Ventura clarifies positions on personal, political issues

by Erin Ghere

Gov. Jesse Ventura has been making headlines lately in all sorts of ways, from his Friday lunchtime talk radio stint to his feelings on the freedom of speech.

Hey fatty!
Ventura has angered some radio listeners by using his Friday lunchtime talk radio show, “Lunch with the Governor,” to mar his political opponents.
On Friday, Ventura called Darrell McKigney, president of the Taxpayers League of Minnesota, a “bozo … that fat load looks like Lumpy Rutherford … this guy who ain’t never run around the block before in his whole life, doesn’t have a real job.”
In response, McKigney challenged “The Body” to a debate. Even so, Ventura said he will not be inviting him to show anytime soon.
Seems as if our governor can dish it out, but can’t take it.

Underwear update
Ventura clarified something that all Minnesotans are probably sick of by now: When does the governor actually wear underwear? Or does he at all?
On Monday night on CNBC’s “Rivera Live,” the governor told Geraldo Rivera he does not wear underwear when he is wearing jeans, but does when he is wearing suits and the like.
Now we can all sleep at night.

Milk does da body good
Ventura spent Friday in Washington, D.C., and stole the show at a House dairy subcommittee meeting when he gulped down a glass of milk in support of Minnesota dairy farmers.
Farmers have been protesting a system which give farmers higher milk prices the farther they are from Eau Claire, Wis.
Ventura jokingly suggested Congress move the milk price base to Beaumont, Texas, which just happens to be 1,100 miles from St.

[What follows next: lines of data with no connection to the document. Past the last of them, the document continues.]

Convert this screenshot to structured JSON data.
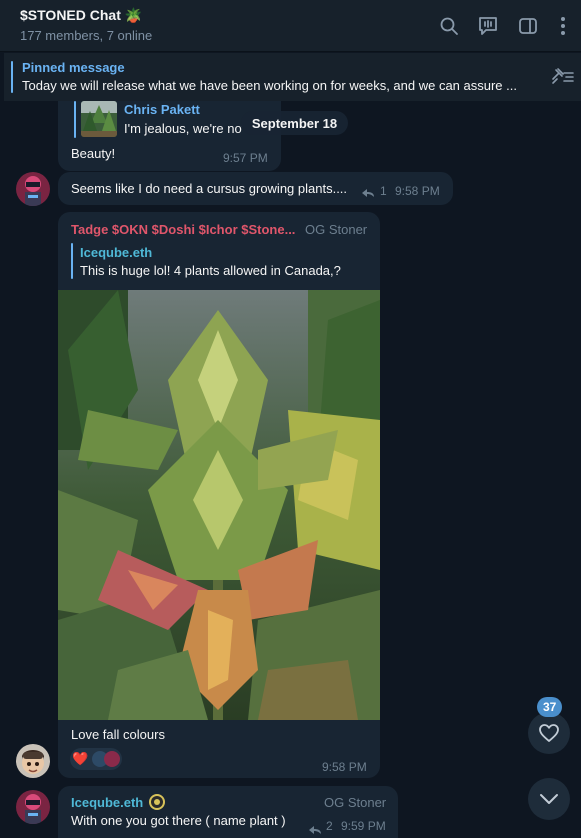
{
  "header": {
    "title": "$STONED Chat 🪴",
    "subtitle": "177 members, 7 online",
    "icons": [
      "search-icon",
      "live-chat-icon",
      "sidebar-toggle-icon",
      "more-vertical-icon"
    ]
  },
  "pinned": {
    "label": "Pinned message",
    "text": "Today we will release what we have been working on for weeks, and we can assure ...",
    "icon": "unpin-list-icon"
  },
  "date_divider": "September 18",
  "messages": [
    {
      "reply": {
        "name": "Chris Pakett",
        "text": "I'm jealous, we're not"
      },
      "text": "Beauty!",
      "time": "9:57 PM"
    },
    {
      "text": "Seems like I do need a cursus growing plants....",
      "replies": "1",
      "time": "9:58 PM"
    },
    {
      "sender": "Tadge $OKN $Doshi $Ichor $Stone...",
      "rank": "OG Stoner",
      "reply": {
        "name": "Iceqube.eth",
        "text": "This is huge lol! 4 plants allowed in Canada,?"
      },
      "photo": "cannabis-plant-photo",
      "text": "Love fall colours",
      "time": "9:58 PM",
      "reactions": [
        "❤️"
      ]
    },
    {
      "sender": "Iceqube.eth",
      "rank": "OG Stoner",
      "text": "With one you got there ( name plant )",
      "replies": "2",
      "time": "9:59 PM"
    }
  ],
  "buttons": {
    "reactions_badge": "37",
    "reactions_icon": "heart-icon",
    "scroll_icon": "chevron-down-icon"
  },
  "colors": {
    "background": "#0e1621",
    "panel": "#17212b",
    "bubble": "#182533",
    "accent": "#6ab3f3",
    "sender_red": "#e0566b",
    "meta": "#6d7f8f"
  }
}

Paul.

Oh say, can you see …
Burning the American flag is a part of the freedom of speech and expression, argued Ventura Sunday on ABC’s “This Week with Sam Donaldson and Cokie Roberts.”
Ventura argued that the great thing about our country is our freedoms, including the freedom to burn the American flag.
His comments were in response to the U.S. House of Representatives’ vote last week to amend the Constitution to allow legislation that would ban the desecration of the flag.